How much demand there is for such encounters seems obscure. And the bereaved, who are likely to blame Johnson’s government for their grief, are surely as reluctant as he to endure such an encounter.

Even more more odd then, that Labour makes this its main challenge when the government lies prone before a series of open goals and murderous events are taking place in the Middle East.

For two weeks now Israel has been bombing Gaza and, as yet, barely a bat squeak has issued from Labour.

Keir Starmer was elected on a platform of party unity and a pledge to maintain the progressive policy stances associated with his predecessor.

One thing he could do to give substance to these pledges, then, is to call a halt to the series of co-ordinated attacks on Richard Leonard by the remnants of the discredited Blairite tendency in Scottish Labour.
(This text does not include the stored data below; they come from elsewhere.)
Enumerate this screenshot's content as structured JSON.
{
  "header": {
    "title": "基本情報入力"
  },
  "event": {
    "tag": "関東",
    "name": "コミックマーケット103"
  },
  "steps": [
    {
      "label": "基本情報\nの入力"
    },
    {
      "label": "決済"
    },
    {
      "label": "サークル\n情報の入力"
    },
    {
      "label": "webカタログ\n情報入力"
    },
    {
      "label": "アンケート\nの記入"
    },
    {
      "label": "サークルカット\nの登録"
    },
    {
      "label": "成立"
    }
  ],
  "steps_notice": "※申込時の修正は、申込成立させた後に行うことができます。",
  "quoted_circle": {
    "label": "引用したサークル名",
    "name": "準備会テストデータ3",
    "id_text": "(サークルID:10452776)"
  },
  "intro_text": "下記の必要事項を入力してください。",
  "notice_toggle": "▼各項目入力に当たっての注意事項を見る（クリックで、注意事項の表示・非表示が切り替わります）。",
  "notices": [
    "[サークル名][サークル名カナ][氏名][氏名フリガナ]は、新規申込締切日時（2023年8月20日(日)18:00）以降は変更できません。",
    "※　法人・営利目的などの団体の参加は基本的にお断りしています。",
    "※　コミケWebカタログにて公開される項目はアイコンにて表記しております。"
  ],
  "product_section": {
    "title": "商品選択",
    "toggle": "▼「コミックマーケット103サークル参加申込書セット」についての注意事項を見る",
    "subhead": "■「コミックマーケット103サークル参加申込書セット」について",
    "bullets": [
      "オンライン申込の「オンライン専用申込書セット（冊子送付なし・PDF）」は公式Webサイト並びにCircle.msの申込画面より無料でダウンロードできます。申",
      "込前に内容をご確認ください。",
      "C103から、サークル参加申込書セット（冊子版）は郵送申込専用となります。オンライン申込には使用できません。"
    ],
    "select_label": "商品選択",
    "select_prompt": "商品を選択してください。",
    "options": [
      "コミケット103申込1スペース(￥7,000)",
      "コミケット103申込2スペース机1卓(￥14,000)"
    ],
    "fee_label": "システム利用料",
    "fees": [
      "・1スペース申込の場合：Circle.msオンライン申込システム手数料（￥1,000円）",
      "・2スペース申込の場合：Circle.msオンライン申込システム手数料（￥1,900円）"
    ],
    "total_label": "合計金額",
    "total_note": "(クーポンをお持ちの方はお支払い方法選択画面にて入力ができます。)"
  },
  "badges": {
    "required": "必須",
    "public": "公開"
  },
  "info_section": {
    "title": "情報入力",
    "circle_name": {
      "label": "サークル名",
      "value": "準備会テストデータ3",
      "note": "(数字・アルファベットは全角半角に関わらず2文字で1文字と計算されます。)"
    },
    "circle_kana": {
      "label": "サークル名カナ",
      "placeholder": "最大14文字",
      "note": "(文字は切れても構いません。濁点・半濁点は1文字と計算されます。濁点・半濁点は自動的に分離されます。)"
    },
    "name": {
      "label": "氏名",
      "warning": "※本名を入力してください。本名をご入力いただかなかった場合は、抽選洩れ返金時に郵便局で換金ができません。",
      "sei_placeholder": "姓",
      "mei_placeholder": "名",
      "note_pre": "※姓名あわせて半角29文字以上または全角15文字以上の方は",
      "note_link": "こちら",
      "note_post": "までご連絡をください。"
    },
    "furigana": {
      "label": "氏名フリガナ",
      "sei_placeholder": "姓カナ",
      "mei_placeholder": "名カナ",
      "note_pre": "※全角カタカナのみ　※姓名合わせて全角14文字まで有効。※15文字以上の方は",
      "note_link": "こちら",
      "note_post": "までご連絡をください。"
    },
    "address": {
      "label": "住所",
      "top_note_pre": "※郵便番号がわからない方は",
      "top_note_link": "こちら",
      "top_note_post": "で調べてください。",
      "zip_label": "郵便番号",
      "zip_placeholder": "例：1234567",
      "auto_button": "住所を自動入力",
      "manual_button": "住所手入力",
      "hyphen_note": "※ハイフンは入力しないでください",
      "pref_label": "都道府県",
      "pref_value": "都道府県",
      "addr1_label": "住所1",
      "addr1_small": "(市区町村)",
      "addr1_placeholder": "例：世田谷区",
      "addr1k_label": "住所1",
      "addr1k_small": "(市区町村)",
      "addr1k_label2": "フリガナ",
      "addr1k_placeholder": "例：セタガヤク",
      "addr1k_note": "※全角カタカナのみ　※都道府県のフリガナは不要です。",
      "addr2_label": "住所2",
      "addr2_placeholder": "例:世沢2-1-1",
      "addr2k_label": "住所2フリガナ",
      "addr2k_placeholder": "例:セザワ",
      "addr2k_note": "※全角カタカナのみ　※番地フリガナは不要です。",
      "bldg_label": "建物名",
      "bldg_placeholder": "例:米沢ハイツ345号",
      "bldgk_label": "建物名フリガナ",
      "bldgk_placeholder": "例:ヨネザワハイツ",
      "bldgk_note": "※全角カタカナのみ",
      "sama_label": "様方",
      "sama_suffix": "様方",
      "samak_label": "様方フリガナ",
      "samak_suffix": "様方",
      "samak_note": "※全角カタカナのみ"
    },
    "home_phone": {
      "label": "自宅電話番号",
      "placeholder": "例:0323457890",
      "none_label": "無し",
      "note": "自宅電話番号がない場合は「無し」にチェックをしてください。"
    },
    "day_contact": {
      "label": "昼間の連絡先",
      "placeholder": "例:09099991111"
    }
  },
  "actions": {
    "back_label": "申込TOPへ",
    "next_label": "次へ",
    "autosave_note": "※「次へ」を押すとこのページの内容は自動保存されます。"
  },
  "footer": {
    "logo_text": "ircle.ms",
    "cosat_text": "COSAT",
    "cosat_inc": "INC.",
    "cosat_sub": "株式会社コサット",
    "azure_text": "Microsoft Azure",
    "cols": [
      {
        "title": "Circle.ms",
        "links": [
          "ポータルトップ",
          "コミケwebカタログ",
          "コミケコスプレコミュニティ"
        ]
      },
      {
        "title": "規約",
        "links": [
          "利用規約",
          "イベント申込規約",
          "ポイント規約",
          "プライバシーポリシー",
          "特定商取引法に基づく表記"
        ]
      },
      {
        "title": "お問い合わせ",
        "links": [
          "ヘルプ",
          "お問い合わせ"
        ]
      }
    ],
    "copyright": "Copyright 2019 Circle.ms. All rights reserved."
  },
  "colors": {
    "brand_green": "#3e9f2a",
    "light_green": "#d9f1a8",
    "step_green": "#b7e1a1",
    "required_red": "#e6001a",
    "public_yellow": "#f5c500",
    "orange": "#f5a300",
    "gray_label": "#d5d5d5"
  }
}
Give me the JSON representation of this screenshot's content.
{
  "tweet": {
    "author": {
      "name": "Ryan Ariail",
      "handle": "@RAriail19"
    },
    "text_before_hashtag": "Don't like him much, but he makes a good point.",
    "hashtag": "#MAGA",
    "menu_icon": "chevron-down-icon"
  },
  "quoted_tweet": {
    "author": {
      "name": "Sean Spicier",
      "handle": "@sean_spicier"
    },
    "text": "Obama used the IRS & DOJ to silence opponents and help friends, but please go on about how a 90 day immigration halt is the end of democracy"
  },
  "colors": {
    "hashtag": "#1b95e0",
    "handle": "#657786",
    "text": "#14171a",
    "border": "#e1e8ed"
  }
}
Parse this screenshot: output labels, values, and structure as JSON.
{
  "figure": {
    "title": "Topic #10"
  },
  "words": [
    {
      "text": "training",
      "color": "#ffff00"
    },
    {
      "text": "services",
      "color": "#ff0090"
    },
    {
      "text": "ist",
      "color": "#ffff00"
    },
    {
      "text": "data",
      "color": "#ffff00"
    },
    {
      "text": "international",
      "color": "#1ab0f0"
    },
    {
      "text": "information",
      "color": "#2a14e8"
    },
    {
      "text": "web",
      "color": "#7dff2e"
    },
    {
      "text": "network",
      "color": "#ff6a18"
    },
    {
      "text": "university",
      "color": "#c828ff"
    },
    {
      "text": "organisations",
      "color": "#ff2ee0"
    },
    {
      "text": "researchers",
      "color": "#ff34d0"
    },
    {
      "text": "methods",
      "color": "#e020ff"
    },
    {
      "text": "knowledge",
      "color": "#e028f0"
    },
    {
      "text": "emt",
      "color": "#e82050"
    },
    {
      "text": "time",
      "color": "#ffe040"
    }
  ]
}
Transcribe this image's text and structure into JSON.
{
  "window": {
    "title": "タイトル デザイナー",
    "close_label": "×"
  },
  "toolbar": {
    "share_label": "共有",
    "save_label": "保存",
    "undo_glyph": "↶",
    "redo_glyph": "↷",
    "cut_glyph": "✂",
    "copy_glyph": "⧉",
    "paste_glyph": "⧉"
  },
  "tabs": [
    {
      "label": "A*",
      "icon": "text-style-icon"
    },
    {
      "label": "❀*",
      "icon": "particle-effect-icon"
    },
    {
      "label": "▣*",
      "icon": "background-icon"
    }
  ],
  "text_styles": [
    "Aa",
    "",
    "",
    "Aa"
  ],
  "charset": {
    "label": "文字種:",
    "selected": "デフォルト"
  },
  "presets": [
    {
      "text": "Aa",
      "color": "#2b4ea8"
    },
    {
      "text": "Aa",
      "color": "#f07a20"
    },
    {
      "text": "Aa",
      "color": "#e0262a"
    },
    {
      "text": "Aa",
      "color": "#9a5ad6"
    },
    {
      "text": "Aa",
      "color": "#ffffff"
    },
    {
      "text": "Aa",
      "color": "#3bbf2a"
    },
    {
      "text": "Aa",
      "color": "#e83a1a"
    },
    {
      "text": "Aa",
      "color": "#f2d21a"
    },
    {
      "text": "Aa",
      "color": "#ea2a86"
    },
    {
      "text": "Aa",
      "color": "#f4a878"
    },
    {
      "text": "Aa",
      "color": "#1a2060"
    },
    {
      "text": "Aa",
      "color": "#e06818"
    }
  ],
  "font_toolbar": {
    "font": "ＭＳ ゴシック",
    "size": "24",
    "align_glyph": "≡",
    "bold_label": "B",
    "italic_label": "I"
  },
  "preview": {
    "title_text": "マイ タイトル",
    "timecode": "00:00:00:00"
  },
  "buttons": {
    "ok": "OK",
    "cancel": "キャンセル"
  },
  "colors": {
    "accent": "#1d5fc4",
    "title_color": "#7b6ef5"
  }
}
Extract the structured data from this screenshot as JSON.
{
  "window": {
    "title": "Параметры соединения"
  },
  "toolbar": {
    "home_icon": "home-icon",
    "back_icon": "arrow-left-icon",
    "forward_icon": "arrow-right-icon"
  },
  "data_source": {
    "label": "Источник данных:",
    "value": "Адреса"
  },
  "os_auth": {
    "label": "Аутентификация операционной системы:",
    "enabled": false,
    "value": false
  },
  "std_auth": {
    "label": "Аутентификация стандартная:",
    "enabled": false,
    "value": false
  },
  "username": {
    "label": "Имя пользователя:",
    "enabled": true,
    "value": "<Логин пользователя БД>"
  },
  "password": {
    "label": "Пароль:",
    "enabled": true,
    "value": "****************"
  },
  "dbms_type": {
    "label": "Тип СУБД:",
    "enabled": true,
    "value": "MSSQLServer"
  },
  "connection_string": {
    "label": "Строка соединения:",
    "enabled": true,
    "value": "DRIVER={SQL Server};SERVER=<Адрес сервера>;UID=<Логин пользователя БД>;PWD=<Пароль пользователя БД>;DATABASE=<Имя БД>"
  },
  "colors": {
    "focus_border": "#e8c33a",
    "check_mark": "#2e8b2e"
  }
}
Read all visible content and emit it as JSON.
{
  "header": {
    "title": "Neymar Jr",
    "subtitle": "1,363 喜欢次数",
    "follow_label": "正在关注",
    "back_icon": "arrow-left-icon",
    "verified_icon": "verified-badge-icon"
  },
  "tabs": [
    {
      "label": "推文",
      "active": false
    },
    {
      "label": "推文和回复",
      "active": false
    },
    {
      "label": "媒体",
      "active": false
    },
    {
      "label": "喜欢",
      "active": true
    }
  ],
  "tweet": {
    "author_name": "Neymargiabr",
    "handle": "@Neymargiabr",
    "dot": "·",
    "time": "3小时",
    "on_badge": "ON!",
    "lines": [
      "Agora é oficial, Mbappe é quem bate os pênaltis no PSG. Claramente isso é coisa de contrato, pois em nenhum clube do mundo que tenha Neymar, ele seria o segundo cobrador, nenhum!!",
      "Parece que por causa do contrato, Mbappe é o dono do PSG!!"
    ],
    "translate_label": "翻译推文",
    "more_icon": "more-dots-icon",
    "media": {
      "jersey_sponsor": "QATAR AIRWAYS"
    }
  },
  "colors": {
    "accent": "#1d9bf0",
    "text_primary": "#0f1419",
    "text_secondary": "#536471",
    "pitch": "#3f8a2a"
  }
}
These damage Labour’s chances of forming the next government.

Scotland’s Labour leader was elected precisely because he was associated with the broad trade union and rank-and-file opposition to the disastrous former leadership.

It was the policies and tactics of this desperately incompetent gang that saw the loss of all but one of Labour’s MPs and reduced the party to a rump in the Scottish Parliament.

Leonard and his team — associated not only with the broad progressive policy advances of Labour in recent years but also with the growing forces for renewal in Scotland’s working class and labour movement — needs every assistance from the all-Britain party.

The mutually reinforcing claims of unionism and nationalism have narrowed the ground on which Labour can make a case for class-based politics.

Now, a handful of Labour’s shadow spokesmen in the Scottish Parliament have resigned in a “mini-me” version of the co-ordinated resignations which Labour’s right wing launched against Jeremy Corbyn.

It took a great effort by the party membership and loyal MPs, trade unions and Labour activists to overcome the electoral damage that was caused by that treachery.

Transport staff union leader Manuel Cortes is right to call for “stability and unity” and criticise these treacherous acts and Leonard is right to double down on his determination to lead Scottish Labour into a fighting campaign in next year’s election.

One fact is abundantly clear from recent experiences. Labour’s renewal in Scotland will not come through a lurch to the right or with a leadership tainted with treachery.